Pacientes submetidos a transplante alogênico de células-tronco hematopoéticas freqüentemente desenvolvem uma doença imunológica causada pela reativação do enxerto nos tecidos do hospedeiro. Esta doença é chamada de doença do enxerto contra o hospedeiro (DECH) que no inglês chamamos de GVHD. A DECH geralmente é um distúrbio sistêmico e que compromete muitas vezes a cavidade bucal, principalmente em sua fase crônica (DECHc).
A DECHc oral é uma complicação comum do transplante alogênico de células-tronco hematopoéticas, podendo ocorrer concomitantemente com a doença em outros órgãos ou apresentar-se como o local inicial ou único de envolvimento. Daí a importância do conhecimento, dos sinais e sintomas bucais da doença, por parte do dentista que acompanha esses pacientes. De acordo com os critérios de consenso do National Institutes of Health (NIH) para DECHc, as manifestações clínicas orais incluem inflamação com eritema e ulceração da mucosa oral (alterações semelhantes a líquen), atrofia da mucosa, mucoceles e diminuição da abertura bucal (trismo) secundária à esclerose da cavidade oral e tecidos periorais (semelhante à limitação na esclerodermia).
Os critérios também consideram sintomas, incluindo sensibilidade oral, dor, distúrbios do paladar e boca seca (disfunção das glândulas salivares mediada por linfócitos sendo o quadro semelhante à síndrome de Sjögren). Esses sinais e sintomas são semelhantes a outras doenças autoimunes e imunomediadas conhecidas, como acabamos de citar. Pacientes com DECHc salivar têm alto risco de cárie dentária. Esse risco é potencializado com o desenvolvimento do trismo que dificulta a higienização bucal. Esse, se associado a dieta cariogênica, são fatores que aumentam bastante o risco de cárie nesses pacientes.
A dor na mucosa oral pode ser desencadeada por produtos do creme dental como a menta ou o lauril (por isso é importante o uso de creme dental com prescrição odontológica). As ulcerações bucais rompem a barreira protetora que a mucosa oral exerce, aumentando o risco de bacteremia nesses pacientes. O acompanhamento odontológico frequente e manutenção da higiene bucal por parte do paciente ajudam a reduzir o risco de bacteremia.
As lesões orais da DECH crônica são comumente refratárias à terapia sistêmica imunossupressora; sendo nesses casos necessário o tratamento com terapia tópica associada à terapia sistêmica.
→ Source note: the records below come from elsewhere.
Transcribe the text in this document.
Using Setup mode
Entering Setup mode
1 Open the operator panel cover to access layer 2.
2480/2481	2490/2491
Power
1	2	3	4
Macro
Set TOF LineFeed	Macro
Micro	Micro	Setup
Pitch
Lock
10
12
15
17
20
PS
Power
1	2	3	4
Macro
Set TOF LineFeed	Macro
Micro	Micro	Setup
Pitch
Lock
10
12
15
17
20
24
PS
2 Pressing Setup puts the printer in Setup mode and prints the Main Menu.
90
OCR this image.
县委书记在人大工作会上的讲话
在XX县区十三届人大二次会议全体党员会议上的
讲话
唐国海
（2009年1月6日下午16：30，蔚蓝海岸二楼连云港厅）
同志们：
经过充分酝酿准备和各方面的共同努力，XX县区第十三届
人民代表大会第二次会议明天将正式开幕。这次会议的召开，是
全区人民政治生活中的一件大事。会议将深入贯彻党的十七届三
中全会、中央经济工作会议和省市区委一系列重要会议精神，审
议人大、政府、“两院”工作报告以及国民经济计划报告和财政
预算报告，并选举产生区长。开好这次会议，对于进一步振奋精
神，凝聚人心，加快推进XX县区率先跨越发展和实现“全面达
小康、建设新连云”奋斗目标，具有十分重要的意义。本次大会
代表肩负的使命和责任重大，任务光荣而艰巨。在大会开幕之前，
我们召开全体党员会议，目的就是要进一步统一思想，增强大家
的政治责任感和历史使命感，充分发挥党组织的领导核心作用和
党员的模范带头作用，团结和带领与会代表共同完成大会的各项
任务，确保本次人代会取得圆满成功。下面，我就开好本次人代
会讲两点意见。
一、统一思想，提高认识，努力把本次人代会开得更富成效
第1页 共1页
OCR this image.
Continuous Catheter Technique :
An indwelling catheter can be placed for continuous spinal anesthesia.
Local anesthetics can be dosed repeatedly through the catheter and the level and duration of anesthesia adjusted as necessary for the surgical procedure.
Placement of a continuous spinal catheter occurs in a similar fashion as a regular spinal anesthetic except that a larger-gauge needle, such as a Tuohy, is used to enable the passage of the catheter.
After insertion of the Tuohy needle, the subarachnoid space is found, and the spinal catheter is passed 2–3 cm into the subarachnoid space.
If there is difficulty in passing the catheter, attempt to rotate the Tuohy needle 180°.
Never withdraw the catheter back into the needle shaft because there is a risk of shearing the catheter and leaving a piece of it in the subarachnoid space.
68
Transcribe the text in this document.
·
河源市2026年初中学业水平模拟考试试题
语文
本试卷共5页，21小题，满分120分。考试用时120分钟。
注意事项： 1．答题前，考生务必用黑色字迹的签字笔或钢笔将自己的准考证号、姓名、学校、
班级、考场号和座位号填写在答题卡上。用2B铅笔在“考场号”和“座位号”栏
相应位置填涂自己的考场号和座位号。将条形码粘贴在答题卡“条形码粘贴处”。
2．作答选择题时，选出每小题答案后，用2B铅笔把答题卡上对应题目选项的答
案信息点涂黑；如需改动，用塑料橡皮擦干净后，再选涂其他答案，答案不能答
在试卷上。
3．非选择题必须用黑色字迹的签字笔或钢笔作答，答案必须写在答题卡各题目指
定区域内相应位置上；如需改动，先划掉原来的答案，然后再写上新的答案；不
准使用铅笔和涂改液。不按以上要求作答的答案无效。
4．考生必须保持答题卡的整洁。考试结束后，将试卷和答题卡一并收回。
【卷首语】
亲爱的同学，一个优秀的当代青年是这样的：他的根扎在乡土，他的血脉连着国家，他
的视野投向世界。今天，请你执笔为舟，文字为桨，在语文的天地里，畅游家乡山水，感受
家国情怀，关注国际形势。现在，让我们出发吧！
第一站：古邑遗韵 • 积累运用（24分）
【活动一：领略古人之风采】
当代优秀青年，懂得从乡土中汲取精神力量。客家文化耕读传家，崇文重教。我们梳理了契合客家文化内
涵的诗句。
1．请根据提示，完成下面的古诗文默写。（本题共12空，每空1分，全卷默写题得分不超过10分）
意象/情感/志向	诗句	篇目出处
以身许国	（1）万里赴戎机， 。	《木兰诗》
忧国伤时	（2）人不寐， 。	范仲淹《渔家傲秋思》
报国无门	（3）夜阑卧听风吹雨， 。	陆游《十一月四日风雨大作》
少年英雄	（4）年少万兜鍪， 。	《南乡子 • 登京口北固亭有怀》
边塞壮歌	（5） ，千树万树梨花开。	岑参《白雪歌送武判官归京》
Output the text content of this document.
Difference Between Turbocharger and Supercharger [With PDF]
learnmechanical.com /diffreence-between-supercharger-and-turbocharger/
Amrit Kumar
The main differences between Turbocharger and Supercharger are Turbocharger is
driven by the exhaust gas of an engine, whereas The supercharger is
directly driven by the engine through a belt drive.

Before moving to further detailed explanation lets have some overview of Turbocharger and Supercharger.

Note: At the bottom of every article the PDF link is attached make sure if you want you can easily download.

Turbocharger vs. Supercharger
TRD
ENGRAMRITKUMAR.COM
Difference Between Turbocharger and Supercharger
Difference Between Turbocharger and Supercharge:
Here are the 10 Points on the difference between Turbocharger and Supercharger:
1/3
O tratamento oral da DECHc é feito comumente pelo dentista oncologista, profissional que comumente já faz parte da equipe multidisciplinar de transplante de células-tronco hematopoéticas. Também o acompanhamento odontológico oncológico a longo prazo desses pacientes é fundamental e recomendado pela literatura, devido ao risco do desenvolvimento de câncer oral que aumenta com o tempo.
Referências
Dean D, Sroussi H. Oral Chronic Graft-Versus-Host Disease. Front Oral Health. 2022 May 20;3:903154. doi: 10.3389/froh.2022.903154. PMID: 35719318; PMCID: PMC9205403.
Fall-Dickson JM, Pavletic SZ, Mays JW, Schubert MM. Oral Complications of Chronic Graft-Versus-Host Disease. J Natl Cancer Inst Monogr. 2019 Aug 1;2019(53):lgz007. doi: 10.1093/jncimonographs/lgz007. PMID: 31425593; PMCID: PMC6699578.